第7話 GF出撃

 出港を告げるラッパの音がトラック泊地に鳴り響いた。

 一九四三年二月一五日一三時一五分。

 第三艦隊の艦艇群はトラック泊地を出港しようとしていた。

 まず、第一航空戦隊旗艦の「翔鶴」が最初に出港し、姉妹艦の「瑞鶴」、そして小型空母ながら八面六臂の活躍をしている第三航空戦隊の「瑞鳳」「龍嬢」が続く。

 第一航空戦隊の「翔鶴」「瑞鶴」は昨年の珊瑚海海戦において、小型空母「祥鳳」が撃沈された後、果敢に反撃し、米空母「レキシントン」を撃沈、「ヨークタウン」大破という戦果を上げた。

 二艦とも一見すると新造時と変わらぬ姿に見えるが、昨年十月に艦の整備と合わせて、電探の装備と、二五ミリ三連装の増設が平行して行われ、針鼠さながらの様相を呈している。

 四隻の空母に続いて、金剛型戦艦「金剛」、第五戦隊の重巡「古鷹」「青葉」、駆逐艦八隻が出港する。

 そして、第二航空戦隊旗艦の「飛鷹」が出港し、「隼鷹」、さらに第四航空戦隊の「龍鳳」「千歳」が続く。

 最後に、金剛型戦艦「榛名」、第六戦隊「加古」「衣笠」、駆逐艦八隻が出港した。

 「壮観だな」と第三艦隊司令長官の小沢治三郎中将が言った。

 「米海軍機動部隊はこの五割増しですよ。」と参謀長の有馬正文中将が言った。

 「その米海軍機動部隊を、GFや軍令部が作成した作戦に基づいてキリキリ舞わせるのが私たちの成すべきことだ。」と言った。

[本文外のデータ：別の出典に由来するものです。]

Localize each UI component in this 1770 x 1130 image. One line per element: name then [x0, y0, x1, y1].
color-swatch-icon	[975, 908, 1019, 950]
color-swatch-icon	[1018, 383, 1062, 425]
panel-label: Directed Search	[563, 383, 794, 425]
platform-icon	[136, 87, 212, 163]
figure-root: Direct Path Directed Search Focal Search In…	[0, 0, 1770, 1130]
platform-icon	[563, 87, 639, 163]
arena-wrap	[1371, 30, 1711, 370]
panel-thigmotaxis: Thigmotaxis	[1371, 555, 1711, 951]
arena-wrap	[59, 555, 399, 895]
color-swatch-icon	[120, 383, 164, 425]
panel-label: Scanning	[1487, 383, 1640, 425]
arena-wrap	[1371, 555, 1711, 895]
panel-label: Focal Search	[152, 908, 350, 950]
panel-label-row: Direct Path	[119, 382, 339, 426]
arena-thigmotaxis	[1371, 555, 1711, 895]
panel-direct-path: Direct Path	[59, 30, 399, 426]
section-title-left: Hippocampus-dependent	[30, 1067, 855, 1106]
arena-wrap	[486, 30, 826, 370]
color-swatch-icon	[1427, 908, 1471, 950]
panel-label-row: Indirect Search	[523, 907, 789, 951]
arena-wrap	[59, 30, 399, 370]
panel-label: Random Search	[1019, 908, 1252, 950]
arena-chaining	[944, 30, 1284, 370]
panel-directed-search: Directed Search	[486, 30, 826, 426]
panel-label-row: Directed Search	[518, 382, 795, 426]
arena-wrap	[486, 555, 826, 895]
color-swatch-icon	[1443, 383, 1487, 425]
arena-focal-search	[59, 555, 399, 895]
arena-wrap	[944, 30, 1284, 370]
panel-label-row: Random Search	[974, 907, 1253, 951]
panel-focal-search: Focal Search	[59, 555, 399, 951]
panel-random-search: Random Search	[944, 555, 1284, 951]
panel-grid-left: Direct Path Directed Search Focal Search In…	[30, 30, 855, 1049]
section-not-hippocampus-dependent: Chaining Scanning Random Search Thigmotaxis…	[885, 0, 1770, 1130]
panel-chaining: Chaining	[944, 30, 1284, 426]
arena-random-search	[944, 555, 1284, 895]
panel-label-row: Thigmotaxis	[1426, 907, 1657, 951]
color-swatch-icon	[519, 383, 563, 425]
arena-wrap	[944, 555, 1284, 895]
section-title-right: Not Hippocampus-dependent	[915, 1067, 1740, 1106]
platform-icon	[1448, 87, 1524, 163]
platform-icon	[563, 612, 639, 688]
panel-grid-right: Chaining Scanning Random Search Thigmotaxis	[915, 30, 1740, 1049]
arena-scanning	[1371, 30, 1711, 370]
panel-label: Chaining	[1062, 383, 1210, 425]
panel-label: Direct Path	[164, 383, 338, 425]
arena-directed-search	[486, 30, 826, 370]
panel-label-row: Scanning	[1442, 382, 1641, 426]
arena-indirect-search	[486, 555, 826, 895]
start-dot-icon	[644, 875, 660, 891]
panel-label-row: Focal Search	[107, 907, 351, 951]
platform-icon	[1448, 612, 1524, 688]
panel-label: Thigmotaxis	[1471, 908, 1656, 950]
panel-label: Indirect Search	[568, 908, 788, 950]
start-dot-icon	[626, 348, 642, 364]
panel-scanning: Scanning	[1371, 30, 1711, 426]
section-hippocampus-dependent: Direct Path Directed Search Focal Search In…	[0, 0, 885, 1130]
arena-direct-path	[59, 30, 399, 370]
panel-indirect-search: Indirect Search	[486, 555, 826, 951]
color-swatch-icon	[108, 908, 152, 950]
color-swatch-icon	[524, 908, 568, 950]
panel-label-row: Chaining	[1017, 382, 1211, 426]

 「鬼瓦」と評される強面が一瞬だけニヤついたのを有馬は見逃さなかった。


 「日本海軍が出撃してきたようだな」と米海軍第二二任務部隊司令長官のウィリアム・ハルゼー中将が幕僚たちに言った。

 「トラックに張り付いている潜水艦の報告によると、大型艦一〇隻、中型艦四~五隻、小型艦十五隻以上がトラック泊地から出港したそうです。そして、後方に輸送船団三〇隻を伴っているそうです。」と参謀長のオーブリー・フィッチ少将が言った。

 「日本海軍の目的地はガダルカナル島近海で間違いないな。」とハルゼーが断定口調で言った。

 「日本海軍の目的地はガダルカナル島近海で間違いないと思われますが、作戦目的は何だと長官はお考えですか?」と主席参謀のジョージ・D・マレー大佐が言った。

 「作戦目的はガダルカナルへの増援で、空母機動部隊はその護衛だな。日本海軍の輸送船団が後方にひかえていることを勘案すると、この結論で間違っていないだろう。」とハルゼーが言った。

 「いや、日本軍はガダルカナルから撤退しようとしているとは考えられませんか?」とフィッチが言った。

 「トラック泊地に張り付いている潜水艦の報告によれば六ノットの鈍足で出港した輸送船と、一〇ノットの速度で出港した輸送船とが半分ずつだそうです。」とフィッチが続けて言った。

 「一〇ノットで出港した輸送船は空荷で陸軍回収用だとということか。」とハルゼーが言った。

 「しかし、何のために鈍足の輸送船が一五隻もいるのだ?艦隊の補給の為に連れてきていたとしても、明らかに数が多いではないか。」と空母「エンタープライズ」艦長のマイルズ・R・ブローニング大佐が言った。 

 その時、エンタープライズの艦橋に設置されている電話が鳴った。

 「よこせ」 とハルゼーが言った。

 「日本海軍が出撃してきた、貴官の艦隊に日本海軍を捕捉、撃滅してもらいたい」と電話越しに太平洋艦隊司令長官のニミッツ大将が言った。

 「さあ、ジャップの空母を海の底に沈めるとするか。」とハルゼーが幕僚たちに宣言するかのように言った。

 「ブル」と評される強面が笑った。